Among the reasonably-sized amount of data next week, little seems likely to move currency markets in a trend-changing way.  Several countries release CPI, PPI, or wage data, but inflation is not a focus these days.  Scheduled indicators for activity or demand are mostly of the second-tier variety.  The big news-makers will involve what G-7 officials say and do and any distressful news involving specific financial institutions.  Over-stressed markets are badly in need of a respite, and next week kicks off with Monday closures in the United States for Columbus Day, Japan for Sports Day, and Canada for Thanksgiving.

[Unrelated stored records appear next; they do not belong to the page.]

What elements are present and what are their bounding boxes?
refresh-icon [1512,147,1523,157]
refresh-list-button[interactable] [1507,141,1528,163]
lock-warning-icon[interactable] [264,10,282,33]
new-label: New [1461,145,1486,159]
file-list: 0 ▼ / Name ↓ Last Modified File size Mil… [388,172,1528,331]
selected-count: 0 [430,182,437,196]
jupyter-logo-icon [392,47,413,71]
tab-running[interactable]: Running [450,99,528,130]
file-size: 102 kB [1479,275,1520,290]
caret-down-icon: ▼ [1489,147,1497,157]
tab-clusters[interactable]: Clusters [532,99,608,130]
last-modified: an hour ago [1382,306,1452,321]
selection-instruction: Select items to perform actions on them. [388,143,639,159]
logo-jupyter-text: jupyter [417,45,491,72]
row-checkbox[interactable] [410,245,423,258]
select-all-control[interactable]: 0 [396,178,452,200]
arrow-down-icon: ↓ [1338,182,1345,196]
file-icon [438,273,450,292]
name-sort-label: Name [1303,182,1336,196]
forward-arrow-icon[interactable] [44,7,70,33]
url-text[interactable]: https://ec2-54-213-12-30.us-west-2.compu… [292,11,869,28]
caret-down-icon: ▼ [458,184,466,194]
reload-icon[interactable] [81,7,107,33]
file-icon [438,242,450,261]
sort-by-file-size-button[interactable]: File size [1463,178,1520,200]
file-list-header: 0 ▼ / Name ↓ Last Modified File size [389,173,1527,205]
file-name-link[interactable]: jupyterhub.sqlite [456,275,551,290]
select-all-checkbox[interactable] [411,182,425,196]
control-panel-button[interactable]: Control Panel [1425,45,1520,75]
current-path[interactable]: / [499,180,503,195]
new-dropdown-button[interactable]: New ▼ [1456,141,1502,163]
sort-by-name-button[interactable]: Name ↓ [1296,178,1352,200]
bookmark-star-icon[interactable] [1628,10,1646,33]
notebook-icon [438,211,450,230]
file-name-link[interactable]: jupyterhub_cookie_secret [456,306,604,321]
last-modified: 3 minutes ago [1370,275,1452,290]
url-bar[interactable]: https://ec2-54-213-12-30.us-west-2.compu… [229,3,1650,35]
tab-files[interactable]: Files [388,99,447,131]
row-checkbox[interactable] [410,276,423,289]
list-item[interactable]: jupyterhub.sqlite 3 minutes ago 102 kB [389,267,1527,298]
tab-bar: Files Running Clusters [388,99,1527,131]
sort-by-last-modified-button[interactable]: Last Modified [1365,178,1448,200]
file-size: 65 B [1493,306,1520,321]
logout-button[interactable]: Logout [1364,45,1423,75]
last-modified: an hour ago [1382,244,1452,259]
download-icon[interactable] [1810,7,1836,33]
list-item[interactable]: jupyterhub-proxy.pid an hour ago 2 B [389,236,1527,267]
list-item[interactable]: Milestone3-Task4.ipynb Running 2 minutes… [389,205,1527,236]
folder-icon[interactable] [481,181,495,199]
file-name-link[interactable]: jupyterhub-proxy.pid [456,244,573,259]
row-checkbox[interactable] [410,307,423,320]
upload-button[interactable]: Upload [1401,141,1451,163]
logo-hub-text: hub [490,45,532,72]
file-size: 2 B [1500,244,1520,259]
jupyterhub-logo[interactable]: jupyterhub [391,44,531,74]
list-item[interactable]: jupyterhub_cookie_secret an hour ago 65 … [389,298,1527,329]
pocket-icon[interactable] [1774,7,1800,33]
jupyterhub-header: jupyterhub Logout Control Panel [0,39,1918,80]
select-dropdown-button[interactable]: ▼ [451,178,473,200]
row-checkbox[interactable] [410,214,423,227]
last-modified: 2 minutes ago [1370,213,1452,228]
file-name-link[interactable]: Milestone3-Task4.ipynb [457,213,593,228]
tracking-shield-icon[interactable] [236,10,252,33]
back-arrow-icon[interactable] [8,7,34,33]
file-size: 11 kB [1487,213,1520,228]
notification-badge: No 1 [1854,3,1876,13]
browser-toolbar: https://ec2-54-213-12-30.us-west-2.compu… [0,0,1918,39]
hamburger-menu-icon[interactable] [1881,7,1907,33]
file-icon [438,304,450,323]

Sterling’s singular weakness seems well-justified and likely to be extended.  Financial services had comprised a relatively large share of British GDP and were disproportionately responsible for that economy’s long previous period of expansion, which managed to avert contagion from the recession that the U.S. and much of continental Europe experienced early this decade.  The pound had climbed higher and stayed elevated longer than analysts ever expected in that period.  Britain was poorly placed to weather a breakdown of the global financial system, and officials cannot easily combat the effects of the crisis, because the budget and trade balance are each in bad shape.  Inflation is comparatively high as well, constraining support from monetary policy support.  Interest rates are at 4.5% and thus have more scope to drop than the rates in other G-7 economies. It is not inconceivable that sterling will drop eventually to its 1995 lows against other European currencies.  The pound’s mark cross dipped below 2.17 in November of that year compared to an implicit cross rate now of 2.47.

ShareThis

2 Responses to “Weekly Foreign Exchange Insights: October 10th”

  1. oscar madison says:

    how does the dollar gain strength when trillions are being borrowed to pay for bailouts? has the treasury quit printing ? i cant find m1 supply data, and i was under the impression the dollar lost over 40% of its value in the last 8 years?

    i’m confused as usual

  2. oscar madison says:

    im Rogers warned during a CNBC interview this morning that global central banks are creating the environment for an inflationary holocaust by their ceaseless overprinting of currency, a measure that isn’t even successful in stabilizing the stock market.

    Rogers said that the only solution to the market crisis was to let failing banks and speculators go bankrupt and stop pumping endless amounts of liquidity into the system, labeling it outrageous that responsible investors and taxpayers are being made to bail out crooks on Wall Street.